You should get conditional approval if all the information you have provided to us is correct and verified, and our standard lending criteria have been met. This involves receiving a satisfactory valuation the proposed security property, checking your credit history, financial obligations and whether your income is enough to service this loan Conditional approval does not allow you to borrow immediately so please do not rely on this to exchange contracts on the purchase of property or enter into any legal agreements.
We hire an external valuer who will inspect the property. They will consider all the factors that affect the value to produce a professional property report and valuation for Homestar.
Depending on your circumstances and where your property is located, you may have to pay government fees in the form of stamp duty. Stamp duty payments are based on the value of the property you purchase. Check your state government’s revenue office website to work out how much you may have to pay in stamp duty.

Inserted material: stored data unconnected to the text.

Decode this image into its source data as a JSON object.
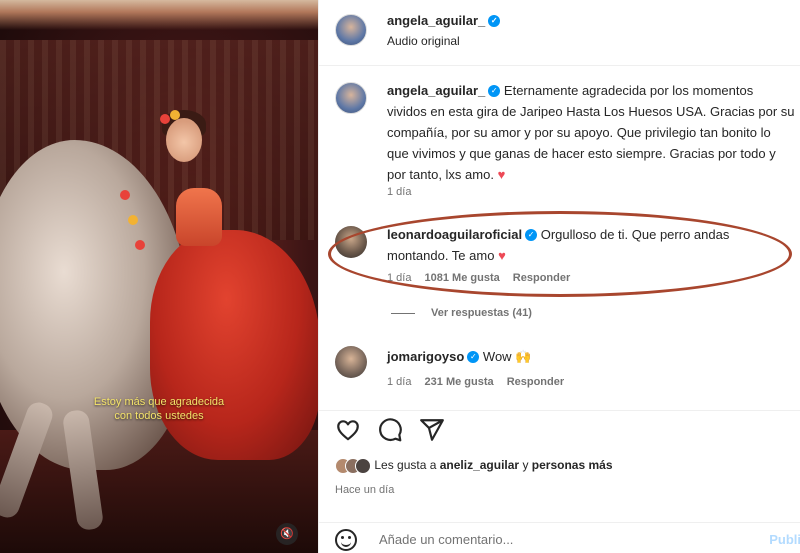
{
  "media": {
    "subtitle_line1": "Estoy más que agradecida",
    "subtitle_line2": "con todos ustedes",
    "mute_icon": "mute-icon"
  },
  "header": {
    "username": "angela_aguilar_",
    "audio": "Audio original"
  },
  "caption": {
    "username": "angela_aguilar_",
    "text": "Eternamente agradecida por los momentos vividos en esta gira de Jaripeo Hasta Los Huesos USA. Gracias por su compañía, por su amor y por su apoyo. Que privilegio tan bonito lo que vivimos y que ganas de hacer esto siempre. Gracias por todo y por tanto, lxs amo.",
    "emoji": "♥",
    "time": "1 día"
  },
  "comments": [
    {
      "username": "leonardoaguilaroficial",
      "text": "Orgulloso de ti. Que perro andas montando. Te amo",
      "emoji": "♥",
      "time": "1 día",
      "likes": "1081 Me gusta",
      "reply": "Responder"
    },
    {
      "username": "jomarigoyso",
      "text": "Wow",
      "emoji": "🙌",
      "time": "1 día",
      "likes": "231 Me gusta",
      "reply": "Responder"
    }
  ],
  "view_replies": "Ver respuestas (41)",
  "actions": {
    "like_icon": "heart-icon",
    "comment_icon": "comment-icon",
    "share_icon": "send-icon"
  },
  "likes": {
    "prefix": "Les gusta a",
    "user": "aneliz_aguilar",
    "middle": "y",
    "suffix": "personas más"
  },
  "post_date": "Hace un día",
  "add_comment": {
    "placeholder": "Añade un comentario...",
    "publish": "Publi"
  },
  "colors": {
    "verified": "#0095f6",
    "highlight_ellipse": "#a8462e",
    "heart": "#ed4956"
  }
}
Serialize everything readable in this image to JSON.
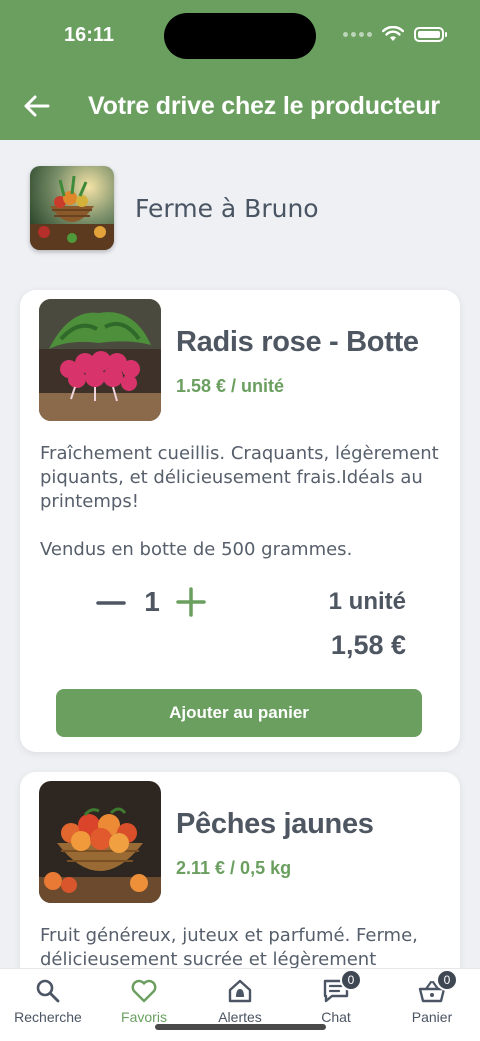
{
  "status_bar": {
    "time": "16:11"
  },
  "header": {
    "title": "Votre drive chez le producteur",
    "accent": "#6a9f5f"
  },
  "farm": {
    "name": "Ferme à Bruno"
  },
  "products": [
    {
      "name": "Radis rose - Botte",
      "price": "1.58 € / unité",
      "description": [
        "Fraîchement cueillis. Craquants, légèrement piquants, et délicieusement frais.Idéals au printemps!",
        "Vendus en botte de 500 grammes."
      ],
      "quantity": "1",
      "unit_summary": "1 unité",
      "total": "1,58 €",
      "add_label": "Ajouter au panier"
    },
    {
      "name": "Pêches jaunes",
      "price": "2.11 € / 0,5 kg",
      "description": [
        "Fruit généreux, juteux et parfumé. Ferme, délicieusement sucrée et légèrement"
      ]
    }
  ],
  "tabbar": {
    "items": [
      {
        "label": "Recherche",
        "icon": "search-icon"
      },
      {
        "label": "Favoris",
        "icon": "heart-icon"
      },
      {
        "label": "Alertes",
        "icon": "bell-house-icon"
      },
      {
        "label": "Chat",
        "icon": "chat-icon",
        "badge": "0"
      },
      {
        "label": "Panier",
        "icon": "basket-icon",
        "badge": "0"
      }
    ]
  }
}
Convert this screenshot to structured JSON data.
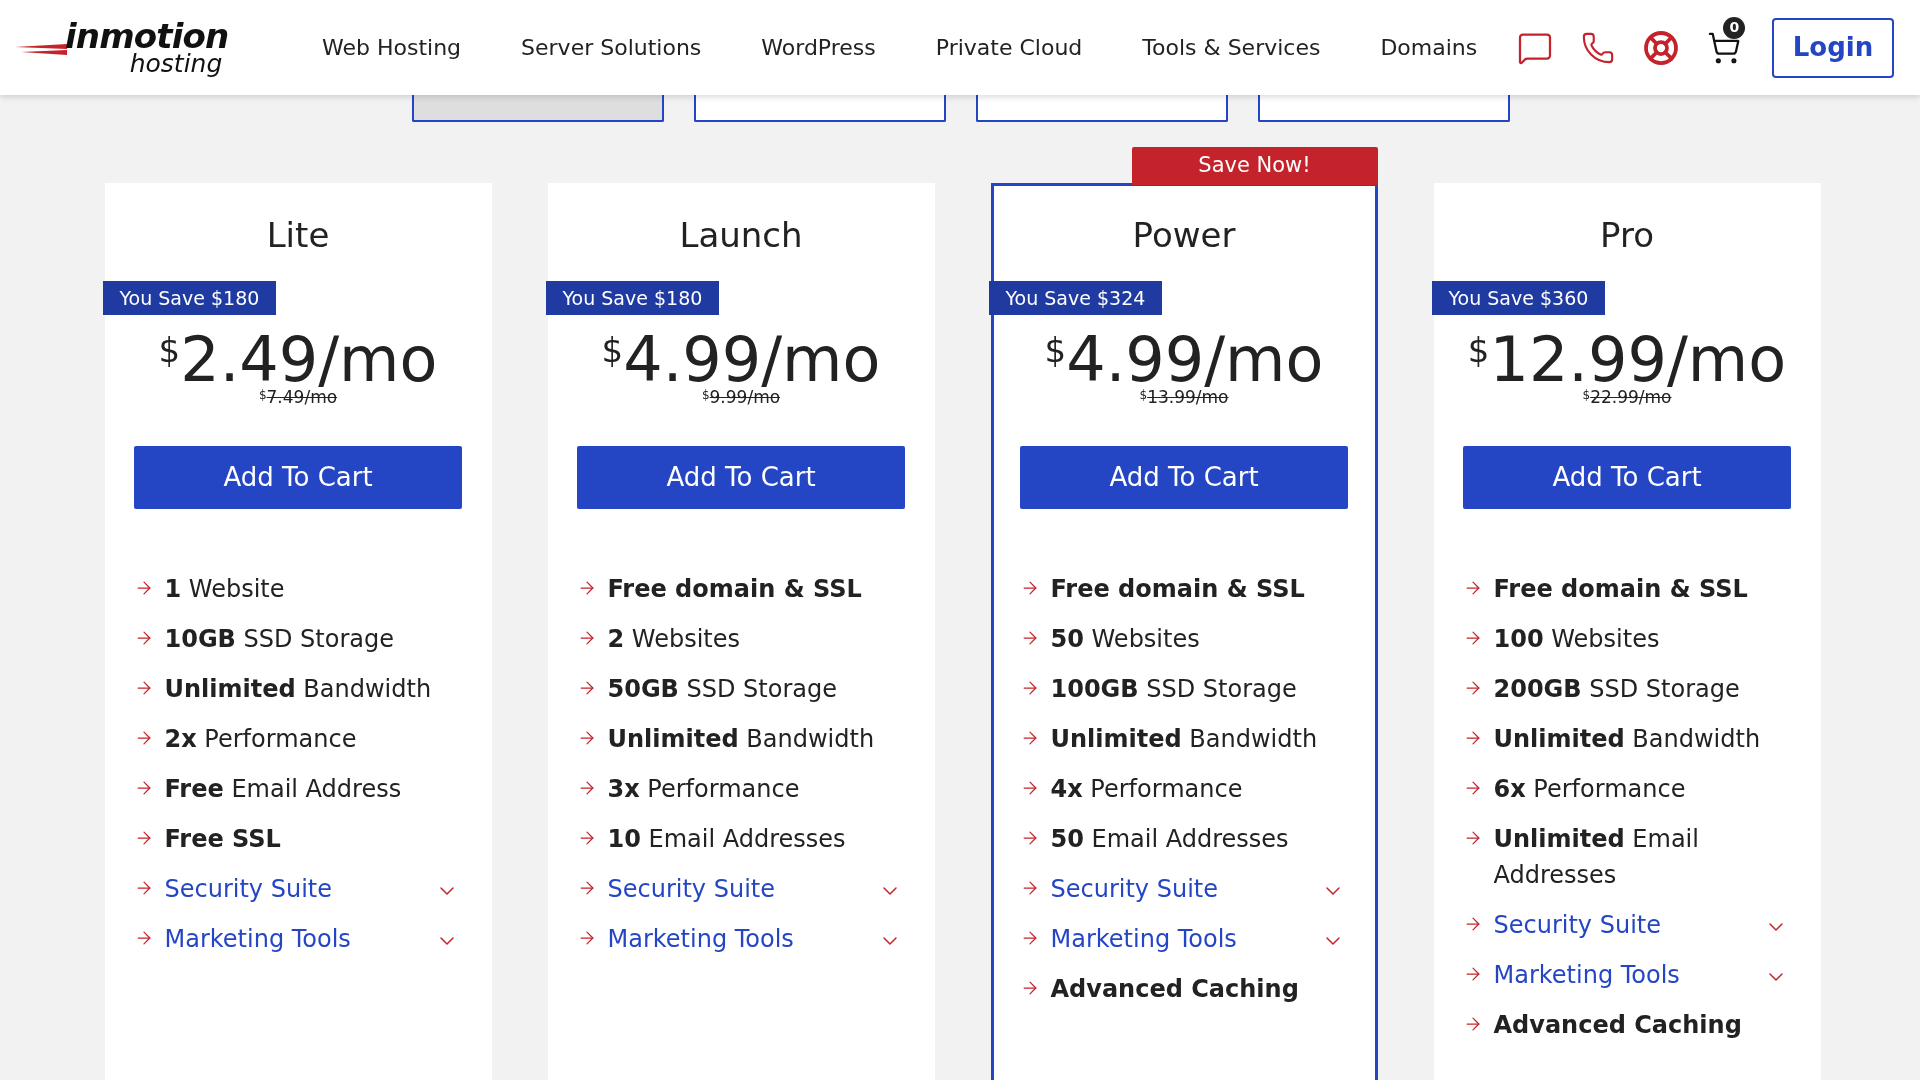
{
  "header": {
    "logo": {
      "brand": "inmotion",
      "sub": "hosting"
    },
    "nav": [
      "Web Hosting",
      "Server Solutions",
      "WordPress",
      "Private Cloud",
      "Tools & Services",
      "Domains"
    ],
    "cart_count": "0",
    "login": "Login"
  },
  "term_tabs": [
    {
      "selected": true
    },
    {
      "selected": false
    },
    {
      "selected": false
    },
    {
      "selected": false
    }
  ],
  "plans": [
    {
      "name": "Lite",
      "highlighted": false,
      "savings": "You Save $180",
      "currency": "$",
      "price": "2.49/mo",
      "old_currency": "$",
      "old_price": "7.49/mo",
      "button": "Add To Cart",
      "features": [
        {
          "kind": "text",
          "text": "**1** Website"
        },
        {
          "kind": "text",
          "text": "**10GB** SSD Storage"
        },
        {
          "kind": "text",
          "text": "**Unlimited** Bandwidth"
        },
        {
          "kind": "text",
          "text": "**2x** Performance"
        },
        {
          "kind": "text",
          "text": "**Free** Email Address"
        },
        {
          "kind": "text",
          "text": "**Free SSL**"
        },
        {
          "kind": "dropdown",
          "text": "Security Suite",
          "expanded": false
        },
        {
          "kind": "dropdown",
          "text": "Marketing Tools",
          "expanded": false
        }
      ]
    },
    {
      "name": "Launch",
      "highlighted": false,
      "savings": "You Save $180",
      "currency": "$",
      "price": "4.99/mo",
      "old_currency": "$",
      "old_price": "9.99/mo",
      "button": "Add To Cart",
      "features": [
        {
          "kind": "text",
          "text": "**Free domain & SSL**"
        },
        {
          "kind": "text",
          "text": "**2** Websites"
        },
        {
          "kind": "text",
          "text": "**50GB** SSD Storage"
        },
        {
          "kind": "text",
          "text": "**Unlimited** Bandwidth"
        },
        {
          "kind": "text",
          "text": "**3x** Performance"
        },
        {
          "kind": "text",
          "text": "**10** Email Addresses"
        },
        {
          "kind": "dropdown",
          "text": "Security Suite",
          "expanded": false
        },
        {
          "kind": "dropdown",
          "text": "Marketing Tools",
          "expanded": false
        }
      ]
    },
    {
      "name": "Power",
      "highlighted": true,
      "ribbon": "Save Now!",
      "savings": "You Save $324",
      "currency": "$",
      "price": "4.99/mo",
      "old_currency": "$",
      "old_price": "13.99/mo",
      "button": "Add To Cart",
      "features": [
        {
          "kind": "text",
          "text": "**Free domain & SSL**"
        },
        {
          "kind": "text",
          "text": "**50** Websites"
        },
        {
          "kind": "text",
          "text": "**100GB** SSD Storage"
        },
        {
          "kind": "text",
          "text": "**Unlimited** Bandwidth"
        },
        {
          "kind": "text",
          "text": "**4x** Performance"
        },
        {
          "kind": "text",
          "text": "**50** Email Addresses"
        },
        {
          "kind": "dropdown",
          "text": "Security Suite",
          "expanded": false
        },
        {
          "kind": "dropdown",
          "text": "Marketing Tools",
          "expanded": false
        },
        {
          "kind": "text",
          "text": "**Advanced Caching**"
        }
      ]
    },
    {
      "name": "Pro",
      "highlighted": false,
      "savings": "You Save $360",
      "currency": "$",
      "price": "12.99/mo",
      "old_currency": "$",
      "old_price": "22.99/mo",
      "button": "Add To Cart",
      "features": [
        {
          "kind": "text",
          "text": "**Free domain & SSL**"
        },
        {
          "kind": "text",
          "text": "**100** Websites"
        },
        {
          "kind": "text",
          "text": "**200GB** SSD Storage"
        },
        {
          "kind": "text",
          "text": "**Unlimited** Bandwidth"
        },
        {
          "kind": "text",
          "text": "**6x** Performance"
        },
        {
          "kind": "text",
          "text": "**Unlimited** Email Addresses"
        },
        {
          "kind": "dropdown",
          "text": "Security Suite",
          "expanded": false
        },
        {
          "kind": "dropdown",
          "text": "Marketing Tools",
          "expanded": false
        },
        {
          "kind": "text",
          "text": "**Advanced Caching**"
        }
      ]
    }
  ]
}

Loan Security Stamp Duty for Individuals
If your mortgage is for personal use, you are likely to be exempt from paying mortgage stamp duty. This applies to both owner occupied housing and investment housing. The exemption only applies where the borrower is a natural person (individual).
Loan Security Stamp Duty for Companies
Stamp duty is payable if the mortgage is for commercial use. The amount of loan security stamp duty will be deducted at settlement. If you are refinancing, the mortgage may be exempt from mortgage duty for the first one million dollars of new advances.
If you would like us to stamp the documents for the refinance exemption, please send us the original document showing the mortgage duty and a copy of the current loan agreement evidencing the borrowing entity.
If you have found a property, it is a good idea to ask a lawyer or conveyancer to look over the proposed ‘Contract of Sale’ before you sign it. You will also need a lawyer or conveyancer to assist you with the settlement process and the exchange of title documents if you are purchasing a property.